Kaç Osmanlı padişahının saray basılarak öldürüldüğünü biliyor musunuz? Kaç sadrazamın komplolarla, pusu kurularak ortadan kaldırıldığını biliyor musunuz?
Türkiye’de darbe mekaniği her zaman vardı. Hala da varolmaya devam ediyor.
Darbeci, komplocu anlayışın rejimin kodlarında güçlü bir şekilde devam ettiğini bilmek için kahin olmaya gerek yoktur. Bu rejimin en güçlü yanının hücrelerine ve genlerine işlenmiş olan Ergenekoncu-Kemalist-statükoculuk olduğu bilinmelidir.
Militarist bir ruhla eğitilen kadroların her zaman Ergenekoncu örgütlülüğü sürdürdüğü bilinmelidir.

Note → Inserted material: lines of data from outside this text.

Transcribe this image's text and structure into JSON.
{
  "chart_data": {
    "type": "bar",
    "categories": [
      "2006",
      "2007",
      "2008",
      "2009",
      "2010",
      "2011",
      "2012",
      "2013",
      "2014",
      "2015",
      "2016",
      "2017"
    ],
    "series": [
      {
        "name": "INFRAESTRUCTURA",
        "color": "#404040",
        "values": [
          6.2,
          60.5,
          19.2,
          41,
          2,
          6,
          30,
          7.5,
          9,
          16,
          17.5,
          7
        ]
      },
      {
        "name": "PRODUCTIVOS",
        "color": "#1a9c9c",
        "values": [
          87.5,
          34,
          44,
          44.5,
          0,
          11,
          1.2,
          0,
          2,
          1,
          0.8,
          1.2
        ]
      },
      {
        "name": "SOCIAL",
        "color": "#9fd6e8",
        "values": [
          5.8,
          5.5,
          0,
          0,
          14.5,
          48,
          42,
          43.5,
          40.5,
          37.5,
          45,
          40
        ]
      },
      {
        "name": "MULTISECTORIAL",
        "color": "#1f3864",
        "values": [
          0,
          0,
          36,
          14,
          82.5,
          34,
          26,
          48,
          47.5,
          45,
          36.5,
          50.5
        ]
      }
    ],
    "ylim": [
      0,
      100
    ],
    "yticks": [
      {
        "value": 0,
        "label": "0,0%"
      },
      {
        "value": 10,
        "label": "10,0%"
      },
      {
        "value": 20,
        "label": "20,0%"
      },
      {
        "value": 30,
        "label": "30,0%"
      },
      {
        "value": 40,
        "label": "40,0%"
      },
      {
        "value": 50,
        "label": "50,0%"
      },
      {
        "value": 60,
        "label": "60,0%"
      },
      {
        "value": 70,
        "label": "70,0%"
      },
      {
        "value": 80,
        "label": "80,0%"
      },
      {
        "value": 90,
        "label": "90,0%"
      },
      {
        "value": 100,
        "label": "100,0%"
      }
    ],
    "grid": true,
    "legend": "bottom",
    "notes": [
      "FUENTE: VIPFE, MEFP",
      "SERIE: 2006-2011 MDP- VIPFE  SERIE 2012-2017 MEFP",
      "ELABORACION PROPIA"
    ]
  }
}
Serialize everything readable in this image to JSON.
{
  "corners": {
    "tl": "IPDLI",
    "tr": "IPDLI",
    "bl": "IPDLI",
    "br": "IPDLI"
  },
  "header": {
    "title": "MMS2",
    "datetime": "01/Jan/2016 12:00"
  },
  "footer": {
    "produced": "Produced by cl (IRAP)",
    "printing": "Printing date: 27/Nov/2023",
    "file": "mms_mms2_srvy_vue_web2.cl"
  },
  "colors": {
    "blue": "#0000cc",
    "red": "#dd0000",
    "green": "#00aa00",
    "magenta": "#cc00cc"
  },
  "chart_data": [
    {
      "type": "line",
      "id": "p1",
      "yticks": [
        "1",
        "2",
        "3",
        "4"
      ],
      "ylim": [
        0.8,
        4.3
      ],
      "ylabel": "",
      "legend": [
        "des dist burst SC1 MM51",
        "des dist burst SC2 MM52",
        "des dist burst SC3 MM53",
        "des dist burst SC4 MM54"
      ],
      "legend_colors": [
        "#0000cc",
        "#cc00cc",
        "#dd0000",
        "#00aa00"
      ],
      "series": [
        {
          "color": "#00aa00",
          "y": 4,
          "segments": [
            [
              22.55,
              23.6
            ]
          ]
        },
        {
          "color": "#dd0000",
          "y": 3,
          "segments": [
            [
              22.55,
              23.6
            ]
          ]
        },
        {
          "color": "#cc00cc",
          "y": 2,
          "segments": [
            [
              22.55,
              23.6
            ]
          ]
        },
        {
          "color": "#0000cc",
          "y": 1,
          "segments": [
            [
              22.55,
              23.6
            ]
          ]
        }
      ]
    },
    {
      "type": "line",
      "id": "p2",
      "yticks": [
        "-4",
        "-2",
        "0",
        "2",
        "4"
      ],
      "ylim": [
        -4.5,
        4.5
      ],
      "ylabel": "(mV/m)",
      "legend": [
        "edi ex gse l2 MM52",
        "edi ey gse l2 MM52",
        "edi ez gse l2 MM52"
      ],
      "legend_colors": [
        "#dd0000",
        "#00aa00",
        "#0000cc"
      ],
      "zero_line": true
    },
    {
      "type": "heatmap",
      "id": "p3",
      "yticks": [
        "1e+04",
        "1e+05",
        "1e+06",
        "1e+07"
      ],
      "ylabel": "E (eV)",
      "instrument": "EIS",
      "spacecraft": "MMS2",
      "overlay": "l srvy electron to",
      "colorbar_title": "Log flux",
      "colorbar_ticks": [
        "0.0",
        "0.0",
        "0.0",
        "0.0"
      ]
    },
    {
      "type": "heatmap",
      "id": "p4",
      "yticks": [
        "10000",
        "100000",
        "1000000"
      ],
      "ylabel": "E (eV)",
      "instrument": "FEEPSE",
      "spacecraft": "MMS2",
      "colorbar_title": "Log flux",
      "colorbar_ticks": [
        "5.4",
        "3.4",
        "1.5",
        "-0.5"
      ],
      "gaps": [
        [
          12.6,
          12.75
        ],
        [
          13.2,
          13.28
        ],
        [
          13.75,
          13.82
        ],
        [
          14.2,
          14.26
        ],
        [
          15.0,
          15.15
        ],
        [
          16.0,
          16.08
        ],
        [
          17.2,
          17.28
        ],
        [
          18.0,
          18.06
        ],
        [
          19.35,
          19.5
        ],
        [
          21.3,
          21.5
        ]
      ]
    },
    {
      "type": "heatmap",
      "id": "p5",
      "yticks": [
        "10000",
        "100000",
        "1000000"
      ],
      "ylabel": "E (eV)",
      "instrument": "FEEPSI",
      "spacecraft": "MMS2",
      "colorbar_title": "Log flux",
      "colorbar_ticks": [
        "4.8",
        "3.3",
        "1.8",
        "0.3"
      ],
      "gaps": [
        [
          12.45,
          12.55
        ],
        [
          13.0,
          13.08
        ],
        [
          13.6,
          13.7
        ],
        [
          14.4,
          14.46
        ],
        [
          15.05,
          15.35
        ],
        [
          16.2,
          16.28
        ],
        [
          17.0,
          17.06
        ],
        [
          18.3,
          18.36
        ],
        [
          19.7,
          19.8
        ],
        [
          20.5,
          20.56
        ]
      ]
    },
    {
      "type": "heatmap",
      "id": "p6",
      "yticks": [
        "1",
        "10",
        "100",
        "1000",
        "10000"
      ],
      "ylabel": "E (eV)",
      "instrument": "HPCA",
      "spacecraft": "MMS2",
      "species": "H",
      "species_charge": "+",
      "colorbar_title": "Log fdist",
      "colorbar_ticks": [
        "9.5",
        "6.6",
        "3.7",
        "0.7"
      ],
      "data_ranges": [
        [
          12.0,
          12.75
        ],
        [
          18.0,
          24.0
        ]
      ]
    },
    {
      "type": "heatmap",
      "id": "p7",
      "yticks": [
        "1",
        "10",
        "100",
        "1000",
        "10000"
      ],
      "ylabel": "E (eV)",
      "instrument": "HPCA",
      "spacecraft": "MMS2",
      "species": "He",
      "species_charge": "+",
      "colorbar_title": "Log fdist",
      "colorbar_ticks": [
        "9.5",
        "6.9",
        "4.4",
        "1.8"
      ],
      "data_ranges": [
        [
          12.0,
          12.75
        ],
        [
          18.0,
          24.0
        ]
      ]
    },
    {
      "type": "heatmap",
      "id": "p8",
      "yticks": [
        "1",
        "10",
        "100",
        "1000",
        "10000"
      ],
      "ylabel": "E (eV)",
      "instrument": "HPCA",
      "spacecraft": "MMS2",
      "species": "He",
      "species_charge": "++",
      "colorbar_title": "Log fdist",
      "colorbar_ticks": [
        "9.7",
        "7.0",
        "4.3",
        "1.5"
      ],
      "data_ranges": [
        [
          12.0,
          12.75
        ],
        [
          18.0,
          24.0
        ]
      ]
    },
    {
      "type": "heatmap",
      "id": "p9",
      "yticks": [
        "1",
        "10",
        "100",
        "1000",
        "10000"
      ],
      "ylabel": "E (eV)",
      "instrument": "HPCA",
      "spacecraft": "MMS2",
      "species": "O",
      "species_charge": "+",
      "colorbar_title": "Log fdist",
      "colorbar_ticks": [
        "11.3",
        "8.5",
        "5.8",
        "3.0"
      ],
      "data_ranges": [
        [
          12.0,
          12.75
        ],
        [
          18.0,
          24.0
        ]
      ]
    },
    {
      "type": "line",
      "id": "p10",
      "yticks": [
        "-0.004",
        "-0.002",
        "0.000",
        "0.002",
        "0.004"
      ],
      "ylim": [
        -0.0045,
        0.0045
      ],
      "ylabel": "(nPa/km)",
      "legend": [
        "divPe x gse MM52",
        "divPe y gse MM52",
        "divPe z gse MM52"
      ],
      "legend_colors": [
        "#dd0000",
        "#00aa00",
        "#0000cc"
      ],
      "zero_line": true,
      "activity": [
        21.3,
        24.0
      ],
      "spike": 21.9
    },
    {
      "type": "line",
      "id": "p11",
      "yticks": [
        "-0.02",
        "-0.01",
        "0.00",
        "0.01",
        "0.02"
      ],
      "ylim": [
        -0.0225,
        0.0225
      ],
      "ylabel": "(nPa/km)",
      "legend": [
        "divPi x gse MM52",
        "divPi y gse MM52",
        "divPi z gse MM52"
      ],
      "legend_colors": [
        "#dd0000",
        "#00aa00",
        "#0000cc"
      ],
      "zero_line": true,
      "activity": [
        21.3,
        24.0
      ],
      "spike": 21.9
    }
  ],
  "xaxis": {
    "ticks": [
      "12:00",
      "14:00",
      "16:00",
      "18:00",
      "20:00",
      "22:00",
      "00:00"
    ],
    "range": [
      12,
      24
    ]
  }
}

Rejimin bu güçlü kliği yalnız yönetime el koymakla kalmaz aynı zamanda rejim için tehlike gördüğü kurum, kişi ve anlayışları da bertaraf etmeye çalışır.
Bu klik Kürt sorununu görece yumuşak ve askeri çözum dışında çözmek isteyen Özal’ı, onunla birlikte Esref Bitlis’i, Rıdvan Özden’i, Baytiyar Aydın’ı da tasfiye etmiştir.
Ergenekoncu klik barış süreçlerinin de bitirilmesinde rol oynamıştır.
Dikkat edilirse Ergenekon, balyoz vs. davalarında ağırlaştırılmıs müebbet cezası alan tüm general ve subaylar serbest bırakıldılar. Ağırlaştırılmış müebbet hapis cezası alan insanlar neden dışarıda gezerler?Bu cezayı alıp da dışarda olan başka bir insan var mı?
Bence barış sürecinin bozulması için AKP ile anlaşma yapıldı ve AKP ile Ergenekon iktidarı paylaştılar. Bu anlaşma sonucu Ergenekoncular serbest bırakıldı.
AKP’nin şiddet konsepti ve anti-demokratik politikasının arkasında bu AKP- Ergenekon koalisyonu var. AKP’nin zaten anlayışında demokrasi ve özgürlük karşıtlığı var. İki anlayış bu temelde uzlaştı diye düşünüyorum.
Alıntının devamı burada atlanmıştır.